Probably because if that would be the case, it would break several proved theorems, like Fermat's or Lagrange's. The X values are simply element identifiers, or tags, or colors, they have zero correlation to any cycle reindexing, which is always relative.

If the coordinates were just labels, they wouldn't form a rectangle with their siblings and cousins, in my opinion.
Sibling points with the same y value  those sharing cube roots  their sum goes to the curve's order.
With symmetries, 6 points form a rectangle.
And as an unexplored possibility... could a special comparison between a point's position in the rectangle and its half-point's position in its own rectangle reveal another feature that goes beyond mere labeling?
I'm already upset with Fermat anyway, no problem.

[ActiveC]

This is not working on secp256k1. Do not waste time on this, it is useless.

Since the topic title like this is misleading, please change it!

[rdenkye]

On the secp256k1 field prime p, if you set a = 1, not every b value produces a valid elliptic curve.
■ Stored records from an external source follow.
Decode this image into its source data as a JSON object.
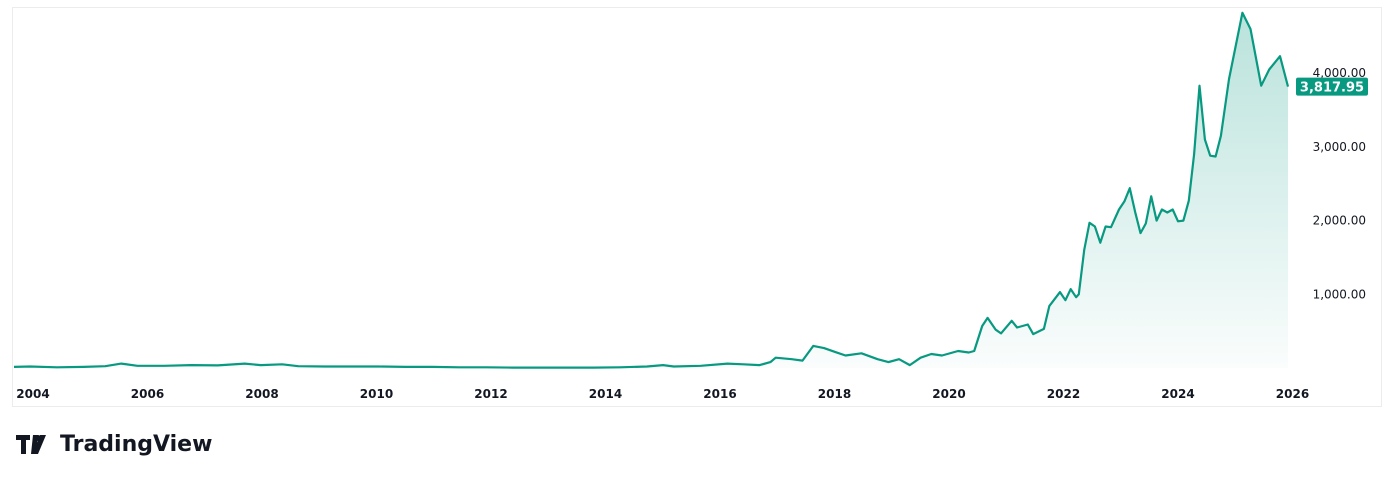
{
  "chart_data": {
    "type": "area",
    "xlabel": "",
    "ylabel": "",
    "xlim": [
      2003.67,
      2026.4
    ],
    "ylim": [
      0,
      4900
    ],
    "x_ticks": [
      "2004",
      "2006",
      "2008",
      "2010",
      "2012",
      "2014",
      "2016",
      "2018",
      "2020",
      "2022",
      "2024",
      "2026"
    ],
    "y_ticks": [
      1000,
      2000,
      3000,
      4000
    ],
    "y_tick_labels": [
      "1,000.00",
      "2,000.00",
      "3,000.00",
      "4,000.00"
    ],
    "last_price_label": "3,817.95",
    "line_color": "#089981",
    "grid": false,
    "points": [
      [
        2003.7,
        15
      ],
      [
        2004,
        20
      ],
      [
        2004.5,
        10
      ],
      [
        2005,
        15
      ],
      [
        2005.4,
        25
      ],
      [
        2005.7,
        60
      ],
      [
        2006,
        30
      ],
      [
        2006.5,
        30
      ],
      [
        2007,
        40
      ],
      [
        2007.5,
        35
      ],
      [
        2008,
        60
      ],
      [
        2008.3,
        40
      ],
      [
        2008.7,
        50
      ],
      [
        2009,
        25
      ],
      [
        2009.5,
        20
      ],
      [
        2010,
        20
      ],
      [
        2010.5,
        20
      ],
      [
        2011,
        15
      ],
      [
        2011.5,
        15
      ],
      [
        2012,
        10
      ],
      [
        2012.5,
        10
      ],
      [
        2013,
        5
      ],
      [
        2013.5,
        5
      ],
      [
        2014,
        5
      ],
      [
        2014.5,
        5
      ],
      [
        2015,
        10
      ],
      [
        2015.5,
        20
      ],
      [
        2015.8,
        40
      ],
      [
        2016,
        20
      ],
      [
        2016.5,
        30
      ],
      [
        2017,
        60
      ],
      [
        2017.3,
        50
      ],
      [
        2017.6,
        40
      ],
      [
        2017.8,
        80
      ],
      [
        2017.9,
        140
      ],
      [
        2018.2,
        120
      ],
      [
        2018.4,
        100
      ],
      [
        2018.6,
        300
      ],
      [
        2018.8,
        270
      ],
      [
        2019,
        220
      ],
      [
        2019.2,
        170
      ],
      [
        2019.5,
        200
      ],
      [
        2019.8,
        120
      ],
      [
        2020,
        80
      ],
      [
        2020.2,
        120
      ],
      [
        2020.4,
        40
      ],
      [
        2020.6,
        140
      ],
      [
        2020.8,
        190
      ],
      [
        2021,
        170
      ],
      [
        2021.3,
        230
      ],
      [
        2021.5,
        210
      ],
      [
        2021.6,
        230
      ],
      [
        2021.75,
        570
      ],
      [
        2021.85,
        680
      ],
      [
        2022,
        520
      ],
      [
        2022.1,
        470
      ],
      [
        2022.3,
        640
      ],
      [
        2022.4,
        550
      ],
      [
        2022.6,
        590
      ],
      [
        2022.7,
        460
      ],
      [
        2022.9,
        530
      ],
      [
        2023.0,
        840
      ],
      [
        2023.2,
        1030
      ],
      [
        2023.3,
        920
      ],
      [
        2023.4,
        1070
      ],
      [
        2023.5,
        960
      ],
      [
        2023.55,
        1000
      ],
      [
        2023.65,
        1600
      ],
      [
        2023.75,
        1970
      ],
      [
        2023.85,
        1920
      ],
      [
        2023.95,
        1700
      ],
      [
        2024.05,
        1920
      ],
      [
        2024.15,
        1910
      ],
      [
        2024.3,
        2150
      ],
      [
        2024.4,
        2260
      ],
      [
        2024.5,
        2440
      ],
      [
        2024.6,
        2120
      ],
      [
        2024.7,
        1830
      ],
      [
        2024.8,
        1960
      ],
      [
        2024.9,
        2330
      ],
      [
        2025.0,
        2000
      ],
      [
        2025.1,
        2150
      ],
      [
        2025.2,
        2110
      ],
      [
        2025.3,
        2150
      ],
      [
        2025.4,
        1990
      ],
      [
        2025.5,
        2000
      ],
      [
        2025.6,
        2270
      ],
      [
        2025.7,
        2900
      ],
      [
        2025.8,
        3830
      ],
      [
        2025.9,
        3100
      ],
      [
        2026.0,
        2880
      ],
      [
        2026.1,
        2870
      ],
      [
        2026.2,
        3150
      ],
      [
        2026.35,
        3920
      ],
      [
        2026.6,
        4820
      ],
      [
        2026.75,
        4600
      ],
      [
        2026.95,
        3830
      ],
      [
        2027.1,
        4050
      ],
      [
        2027.3,
        4230
      ],
      [
        2027.45,
        3818
      ]
    ]
  },
  "branding": {
    "logo_text": "TradingView"
  }
}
Some b values make the curve singular. Singular means the curve stops being a proper elliptic curve and becomes a degenerate shape; in that case, standard elliptic-curve operations like point addition are not reliable, and the group structure does not hold.
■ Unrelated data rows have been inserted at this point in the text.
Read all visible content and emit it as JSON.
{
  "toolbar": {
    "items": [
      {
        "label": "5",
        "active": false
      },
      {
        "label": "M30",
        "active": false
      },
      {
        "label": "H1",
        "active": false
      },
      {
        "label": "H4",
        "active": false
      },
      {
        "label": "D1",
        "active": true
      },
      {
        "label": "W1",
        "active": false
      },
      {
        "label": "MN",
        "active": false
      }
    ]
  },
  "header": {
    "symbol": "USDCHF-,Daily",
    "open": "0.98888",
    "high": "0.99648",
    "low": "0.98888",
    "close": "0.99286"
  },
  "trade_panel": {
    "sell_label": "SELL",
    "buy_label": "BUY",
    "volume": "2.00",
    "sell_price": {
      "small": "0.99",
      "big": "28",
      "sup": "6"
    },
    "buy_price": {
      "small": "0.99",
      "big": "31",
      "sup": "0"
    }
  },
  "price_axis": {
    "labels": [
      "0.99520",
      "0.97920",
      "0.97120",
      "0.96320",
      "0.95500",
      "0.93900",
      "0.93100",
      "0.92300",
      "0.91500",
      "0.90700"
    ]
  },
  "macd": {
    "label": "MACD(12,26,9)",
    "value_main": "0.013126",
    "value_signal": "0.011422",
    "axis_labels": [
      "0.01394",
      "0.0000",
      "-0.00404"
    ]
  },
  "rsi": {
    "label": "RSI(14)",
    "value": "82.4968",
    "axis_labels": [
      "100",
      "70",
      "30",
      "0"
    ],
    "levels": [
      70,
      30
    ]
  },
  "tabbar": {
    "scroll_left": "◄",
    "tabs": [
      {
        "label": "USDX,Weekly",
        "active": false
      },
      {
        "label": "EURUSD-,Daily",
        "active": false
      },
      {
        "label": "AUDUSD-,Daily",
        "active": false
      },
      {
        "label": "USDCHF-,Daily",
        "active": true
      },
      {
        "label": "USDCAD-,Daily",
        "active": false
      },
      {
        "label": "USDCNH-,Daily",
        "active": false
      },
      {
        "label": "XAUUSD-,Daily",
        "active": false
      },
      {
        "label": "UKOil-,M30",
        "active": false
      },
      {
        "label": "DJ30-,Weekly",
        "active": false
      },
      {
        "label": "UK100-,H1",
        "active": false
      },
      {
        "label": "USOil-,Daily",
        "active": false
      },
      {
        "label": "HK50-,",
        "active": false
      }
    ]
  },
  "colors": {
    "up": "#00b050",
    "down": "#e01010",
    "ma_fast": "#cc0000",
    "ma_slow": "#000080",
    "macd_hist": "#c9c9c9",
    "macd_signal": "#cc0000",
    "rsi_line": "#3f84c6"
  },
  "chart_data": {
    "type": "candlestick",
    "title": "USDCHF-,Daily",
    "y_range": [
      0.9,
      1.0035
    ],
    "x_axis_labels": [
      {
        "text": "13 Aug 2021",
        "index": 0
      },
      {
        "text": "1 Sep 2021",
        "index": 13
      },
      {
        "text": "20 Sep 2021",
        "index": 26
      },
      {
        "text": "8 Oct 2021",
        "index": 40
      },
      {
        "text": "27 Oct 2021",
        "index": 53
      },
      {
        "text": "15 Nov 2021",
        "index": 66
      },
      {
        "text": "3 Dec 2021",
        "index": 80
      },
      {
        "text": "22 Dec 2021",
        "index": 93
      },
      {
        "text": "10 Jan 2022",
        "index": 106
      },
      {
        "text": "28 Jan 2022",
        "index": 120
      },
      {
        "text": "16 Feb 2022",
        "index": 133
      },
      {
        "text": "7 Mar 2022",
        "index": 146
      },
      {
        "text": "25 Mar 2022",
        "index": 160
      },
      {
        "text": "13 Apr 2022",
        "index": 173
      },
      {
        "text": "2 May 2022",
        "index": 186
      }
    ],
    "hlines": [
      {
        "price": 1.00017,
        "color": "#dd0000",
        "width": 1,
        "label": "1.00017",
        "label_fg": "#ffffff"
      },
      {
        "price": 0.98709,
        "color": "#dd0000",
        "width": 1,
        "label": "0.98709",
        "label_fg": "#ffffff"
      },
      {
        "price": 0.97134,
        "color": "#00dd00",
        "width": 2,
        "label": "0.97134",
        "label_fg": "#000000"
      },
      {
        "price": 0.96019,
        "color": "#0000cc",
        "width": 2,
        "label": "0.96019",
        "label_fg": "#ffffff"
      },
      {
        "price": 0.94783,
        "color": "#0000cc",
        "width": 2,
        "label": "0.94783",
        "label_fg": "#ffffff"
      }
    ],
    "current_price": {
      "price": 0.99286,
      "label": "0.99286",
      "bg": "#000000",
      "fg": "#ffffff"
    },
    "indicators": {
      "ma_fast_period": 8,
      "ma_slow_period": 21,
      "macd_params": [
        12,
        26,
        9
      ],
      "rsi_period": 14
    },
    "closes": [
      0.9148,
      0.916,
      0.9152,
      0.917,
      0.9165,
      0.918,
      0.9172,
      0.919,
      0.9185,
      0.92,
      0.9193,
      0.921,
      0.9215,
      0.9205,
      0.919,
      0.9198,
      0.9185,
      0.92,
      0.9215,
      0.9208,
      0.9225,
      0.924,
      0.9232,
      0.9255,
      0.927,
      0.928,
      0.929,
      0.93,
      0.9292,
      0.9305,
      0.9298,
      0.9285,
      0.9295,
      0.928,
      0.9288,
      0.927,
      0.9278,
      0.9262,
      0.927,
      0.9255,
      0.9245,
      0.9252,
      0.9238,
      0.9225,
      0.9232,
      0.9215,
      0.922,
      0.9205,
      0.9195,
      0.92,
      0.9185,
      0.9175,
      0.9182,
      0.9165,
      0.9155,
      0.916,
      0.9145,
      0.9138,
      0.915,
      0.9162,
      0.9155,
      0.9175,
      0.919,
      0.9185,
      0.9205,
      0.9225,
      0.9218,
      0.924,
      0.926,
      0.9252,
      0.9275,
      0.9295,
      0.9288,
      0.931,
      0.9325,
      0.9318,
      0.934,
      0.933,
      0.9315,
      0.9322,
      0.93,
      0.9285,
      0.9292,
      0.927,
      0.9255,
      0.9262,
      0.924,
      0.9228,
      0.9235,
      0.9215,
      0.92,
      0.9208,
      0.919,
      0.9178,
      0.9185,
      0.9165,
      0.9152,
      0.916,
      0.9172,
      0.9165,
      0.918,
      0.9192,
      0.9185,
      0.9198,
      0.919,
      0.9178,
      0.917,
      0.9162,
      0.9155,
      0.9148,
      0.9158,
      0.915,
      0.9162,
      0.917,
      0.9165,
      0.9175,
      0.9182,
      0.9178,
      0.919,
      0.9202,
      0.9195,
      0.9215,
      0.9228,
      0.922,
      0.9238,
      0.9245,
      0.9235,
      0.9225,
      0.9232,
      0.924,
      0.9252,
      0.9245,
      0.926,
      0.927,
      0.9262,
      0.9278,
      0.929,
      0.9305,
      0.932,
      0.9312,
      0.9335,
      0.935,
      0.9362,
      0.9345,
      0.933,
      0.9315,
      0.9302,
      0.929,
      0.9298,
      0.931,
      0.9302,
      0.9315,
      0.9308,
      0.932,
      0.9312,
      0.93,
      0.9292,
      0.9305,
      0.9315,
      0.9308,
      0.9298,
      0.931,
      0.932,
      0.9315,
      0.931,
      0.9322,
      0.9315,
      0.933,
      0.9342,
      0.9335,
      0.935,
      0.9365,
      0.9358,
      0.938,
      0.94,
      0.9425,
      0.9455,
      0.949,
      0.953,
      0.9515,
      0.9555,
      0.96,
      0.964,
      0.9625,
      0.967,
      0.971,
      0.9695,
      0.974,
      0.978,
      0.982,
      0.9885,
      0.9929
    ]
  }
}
Therefore, when working with a = 1, you should detect and exclude the b values that make the curve singular beforehand. That is exactly what the code I shared does: it computes and lists the singular b values for a = 1 over the secp field (typically there are two, and they are negatives of each other modulo p).

Code:

#secp256k1 alanında (p) “singular” b değerlerini (Δ=0) tek satırda bulmak
#y² = x³ + x + b mod p için Δ=0 (singular) koşulundan b köklerini çıkarma (secp256k1 p)
#Elliptic curve singularity check: finding b such that 4a³+27b²≡0 (mod p) on secp256k1 field prime

from sympy import mod_inverse, sqrt_mod
p = 115792089237316195423570985008687907853269984665640564039457584007908834671663
a = 1
target = -4 * pow(a, 3, p) * mod_inverse(27, p) % p
roots = sqrt_mod(target, p, all_roots=True)
print(roots)

Code:

[11842912595111486228085625214058158124919313799234703649739607102117954628595,
 103949176642204709195485359794629749728350670866405860389717976905790880043068]
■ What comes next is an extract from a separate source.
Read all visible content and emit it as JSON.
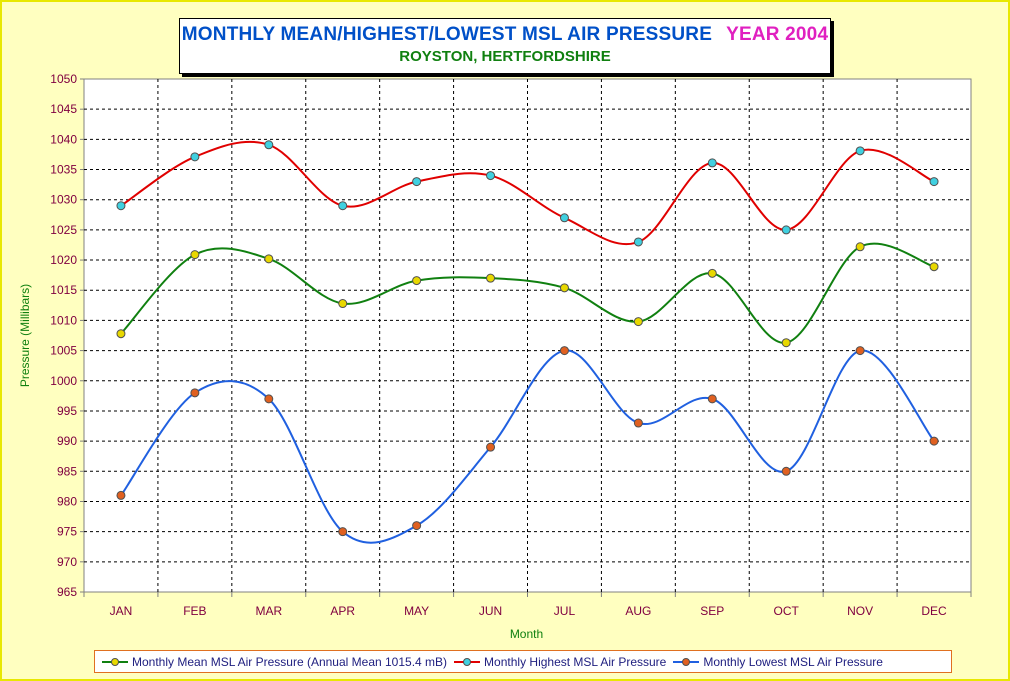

11842912595111486228085625214058158124919313799234703649739607102117954628595, 103949176642204709195485359794629749728350670866405860389717976905790880043068

I couldn’t find these specific numbers anywhere, so I’m leaving a note here for future reference in some explanations I plan to write. I will also add the scalar values that cause the anomaly on the secp256k1 field prime p, i.e., the cases where p equals n. That will probably be a first as well.

[rdenkye]

This is not working on secp256k1. Do not waste time on this, it is useless.

Since the topic title like this is misleading, please change it!

Yes, I tried it too, it didn't work.